Sunday, November 22, 2009

Seasonal Word Reasoning (poll)

Readers beware! Here be invented words on several topics, created for budding vocabulogicians. Verbiventing is a great way to develop word logic in children and adolescents. Invent words. Interpret other's inventions. Grow in word sense.

1) Naming the season: Whether we call it harvest, autumn, or fall, it's the most brightific season of all! Could the term fall simply refer to falling leaves? Yes. Fall was originally “fall of the leaf.” For example, in 1545 Ascham wrote “Spring tyme, Somer, faule of the leafe, and winter” (OED online). A century later, the truncated form 'fall' was used. Today, the term ‘fall’ for autumn is commonly used in America but rarely in Great Britain. 
 
2) Food! Wishing you pantries plenished and replenished with abundant nourishments! Sadly, PBS reports that 1 in 7 American households have insufficient eatings. At present, words like starvation and famished are not frequently used to describe Americans, but poverty exists. Related books: The Glass Castle (Walls), Angela’s Ashes (McCourt).

Speaking of food, this traditional Thanksgiving picture is a cornucopia, literally meaning ‘horn of plenty’ because corn means ‘horn’ as seen in unicorn (one horn), cornet (the instrument, a horn), and in the Zodiak sign Capricorn (look it up at Etymology Online). Less obviously, we see corn=horn in tricorn and corner. Is a corner like a horn?  Does the other part of cornucopia (-copia) bring any abundance-related words to mind? 

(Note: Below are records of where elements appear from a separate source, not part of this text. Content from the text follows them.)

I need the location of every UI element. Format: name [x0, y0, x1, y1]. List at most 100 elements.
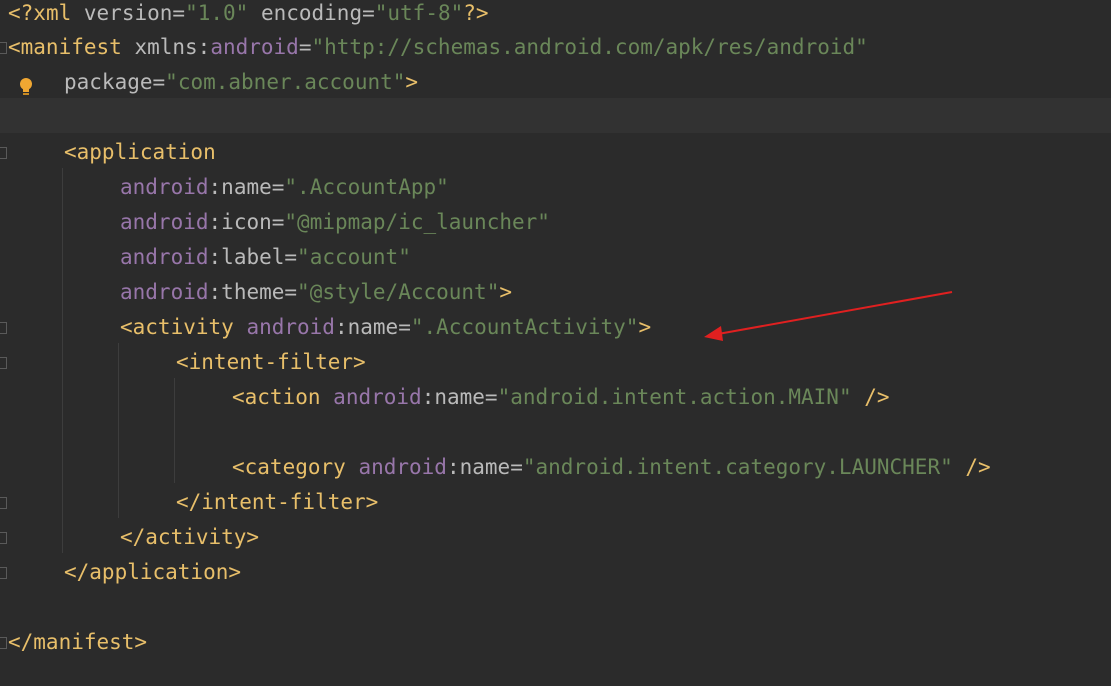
- code-line-2[interactable]: <manifest xmlns:android="http://schemas.…: [8, 30, 868, 65]
- equals: =: [271, 210, 285, 234]
- code-line-12[interactable]: <action android:name="android.intent.act…: [232, 380, 890, 415]
- tag-close: >: [405, 70, 419, 94]
- equals: =: [484, 385, 498, 409]
- code-line-3[interactable]: package="com.abner.account">: [64, 65, 418, 100]
- equals: =: [284, 280, 298, 304]
- code-line-14[interactable]: <category android:name="android.intent.c…: [232, 450, 991, 485]
- indent-guide: [174, 378, 175, 483]
- xml-decl-open: <?: [8, 1, 34, 25]
- tag-close: </application>: [64, 560, 242, 584]
- attr-value: ".AccountApp": [284, 175, 449, 199]
- attr-name: label: [221, 245, 285, 269]
- code-line-7[interactable]: android:icon="@mipmap/ic_launcher": [120, 205, 550, 240]
- tag-open: <intent-filter>: [176, 350, 366, 374]
- namespace: android: [120, 280, 209, 304]
- attr-value: "http://schemas.android.com/apk/res/andr…: [311, 35, 868, 59]
- attr-value: "utf-8": [374, 1, 464, 25]
- fold-marker-icon[interactable]: [0, 497, 7, 509]
- attr-value: "@style/Account": [297, 280, 500, 304]
- namespace: android: [333, 385, 422, 409]
- fold-marker-icon[interactable]: [0, 322, 7, 334]
- code-line-10[interactable]: <activity android:name=".AccountActivity…: [120, 310, 651, 345]
- colon: :: [208, 175, 222, 199]
- attr-name: package: [64, 70, 153, 94]
- code-line-19[interactable]: </manifest>: [8, 625, 147, 660]
- colon: :: [208, 245, 222, 269]
- tag-open: <application: [64, 140, 216, 164]
- colon: :: [446, 455, 460, 479]
- namespace: android: [120, 210, 209, 234]
- equals: =: [398, 315, 411, 339]
- code-line-8[interactable]: android:label="account": [120, 240, 411, 275]
- namespace: android: [120, 245, 209, 269]
- tag-self-close: />: [864, 385, 890, 409]
- fold-marker-icon[interactable]: [0, 532, 7, 544]
- tag-open: <action: [232, 385, 321, 409]
- namespace: android: [246, 315, 335, 339]
- code-line-5[interactable]: <application: [64, 135, 216, 170]
- code-line-6[interactable]: android:name=".AccountApp": [120, 170, 449, 205]
- colon: :: [334, 315, 348, 339]
- attr-name: encoding: [260, 1, 363, 25]
- attr-value: "@mipmap/ic_launcher": [284, 210, 550, 234]
- tag-close: </manifest>: [8, 630, 148, 654]
- equals: =: [271, 175, 285, 199]
- namespace: android: [358, 455, 447, 479]
- namespace: android: [120, 175, 209, 199]
- equals: =: [510, 455, 523, 479]
- indent-guide: [62, 168, 63, 553]
- xml-decl-keyword: xml: [33, 1, 72, 25]
- colon: :: [421, 385, 435, 409]
- attr-value: "com.abner.account": [165, 70, 406, 94]
- code-line-15[interactable]: </intent-filter>: [176, 485, 378, 520]
- fold-marker-icon[interactable]: [0, 357, 7, 369]
- code-line-11[interactable]: <intent-filter>: [176, 345, 366, 380]
- tag-open: <category: [232, 455, 346, 479]
- equals: =: [298, 35, 312, 59]
- code-line-1[interactable]: <?xml version="1.0" encoding="utf-8"?>: [8, 0, 489, 31]
- current-line-highlight: [0, 98, 1111, 133]
- attr-name: theme: [221, 280, 285, 304]
- tag-open: <manifest: [8, 35, 122, 59]
- code-line-9[interactable]: android:theme="@style/Account">: [120, 275, 512, 310]
- fold-marker-icon[interactable]: [0, 567, 7, 579]
- lightbulb-icon[interactable]: [16, 76, 36, 98]
- colon: :: [197, 35, 211, 59]
- xml-decl-close: ?>: [463, 1, 489, 25]
- attr-value: ".AccountActivity": [410, 315, 639, 339]
- attr-value: "android.intent.category.LAUNCHER": [522, 455, 953, 479]
- attr-name: name: [221, 175, 272, 199]
- indent-guide: [118, 343, 119, 518]
- colon: :: [208, 210, 222, 234]
- tag-close: >: [638, 315, 652, 339]
- namespace: android: [210, 35, 299, 59]
- equals: =: [152, 70, 166, 94]
- tag-open: <activity: [120, 315, 234, 339]
- tag-self-close: />: [965, 455, 991, 479]
- equals: =: [172, 1, 186, 25]
- equals: =: [284, 245, 298, 269]
- tag-close: </activity>: [120, 525, 260, 549]
- attr-value: "1.0": [185, 1, 249, 25]
- code-editor[interactable]: <?xml version="1.0" encoding="utf-8"?> <…: [0, 0, 1111, 686]
- fold-marker-icon[interactable]: [0, 637, 7, 649]
- code-line-17[interactable]: </application>: [64, 555, 241, 590]
- code-line-16[interactable]: </activity>: [120, 520, 259, 555]
- attr-name: version: [83, 1, 173, 25]
- fold-marker-icon[interactable]: [0, 42, 7, 54]
- attr-name: name: [459, 455, 511, 479]
- attr-value: "account": [297, 245, 411, 269]
- attr-name: xmlns: [134, 35, 198, 59]
- attr-value: "android.intent.action.MAIN": [497, 385, 852, 409]
- attr-name: name: [347, 315, 399, 339]
- equals: =: [362, 1, 375, 25]
- fold-marker-icon[interactable]: [0, 147, 7, 159]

3) Native Americans: November is National American Heritage Month (resources). Related to that, note the brilliant design of the secret code, created and used with tremendous success by the Navajo Code Talkers during WWII. Browse the extensive, student-friendly museum of the Navajo Code Talkers. Help students crack a few codewords; it's logical and answers are provided. Check out the marvelous illustrations in the children's book, The Unbreakable Code.

4) Opining on homework: It's nearly Thanksgiving! Time to vacate the schools! Time for family and/or friends, feasting, festing, football, and refeasting (possibly followed by fasting). Let’s hope all students can enjoy vacation sans schoolwork. My opinion? Hyperhomeworking is counterproductive. Entire families, including parent(s), have become homeworkaphobic and/or ultracompetitive. A new film documents the problem; see trailer  


Thanks, visitors! I count you as fellow philologists. Here's hoping few readers unfriend me! The New Oxford American Dictionary has named unfriend the word of the year for 2009 (ABCnews) but it’s not totally new. Fuller wrote in 1659, “I hope, Sir, that we are not mutually Unfriended by this Difference which hath happened betwixt us” (OED online). 

PS. I planned to write about context, but seasonal spirits fell upon me!